Among these is a challenging and very enjoyable permutation called "Torus." It's built entirely in HTML5 and JavaScript, and thus "Torus" runs natively (sans plug-ins) in Internet Explorer 9. As the topologists among you will know, a torus is a particular kind of mathematical surface whose properties may be summarized this way: It's a donut. In the game of "Torus," you're not maneuvering objects made of two-dimensional squares into a rising wall. Rather, you're maneuvering objects made of three-dimensional cubes into a rising tower -- a cylindrical shape with a hole in the middle (not exactly a classic torus, but a topologically equivalent surface).

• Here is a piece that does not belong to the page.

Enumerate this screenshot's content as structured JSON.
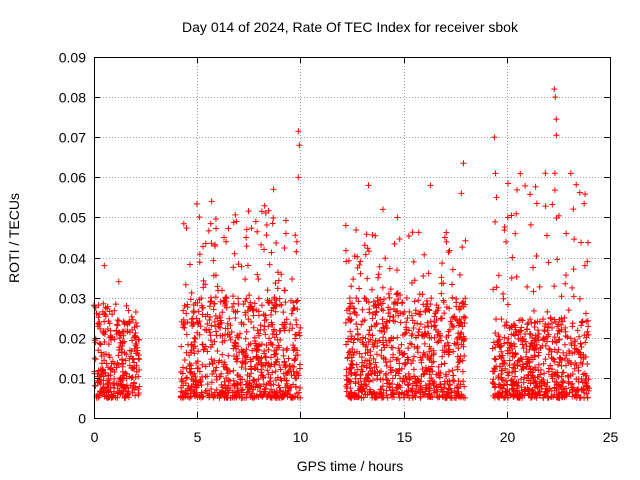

"Torus" is actually three games. There's the traditional game, which is essentially "Tetris;" "Time Attack," which challenges you to clear as many rows as possible in three minutes; and "Garbage," a fiendishly difficult variation which starts out with a tower of sparsely arranged shapes and asks you to whittle it down to three rows as quickly as possible. It isn't for the faint of heart.

In each game, the action is similar. Whereas in "Tetris" you rotate and move the objects in order to slot them into the wall, in "Torus" you rotate the objects, but you don't move them in space; rather, you move the circular platform on which the tower of objects is built. If you choose the option to "show ghost," then you may view how the falling piece will fit into the wall as you independently rotate the object and the base. And in every game, when you complete a horizontal ring (when there are no gaps), the ring collapses and you earn a hundred points. Clear multiple rings at once, and you get bonus points.

"Torus" was created by the Australian Web developer Benjamin Joffe, who takes pride in building rich, interesting HTML5 and JavaScript games and experiences without relying on any pre-packaged code. You can find links to more of Joffe's HTML5 demos and games on his code page.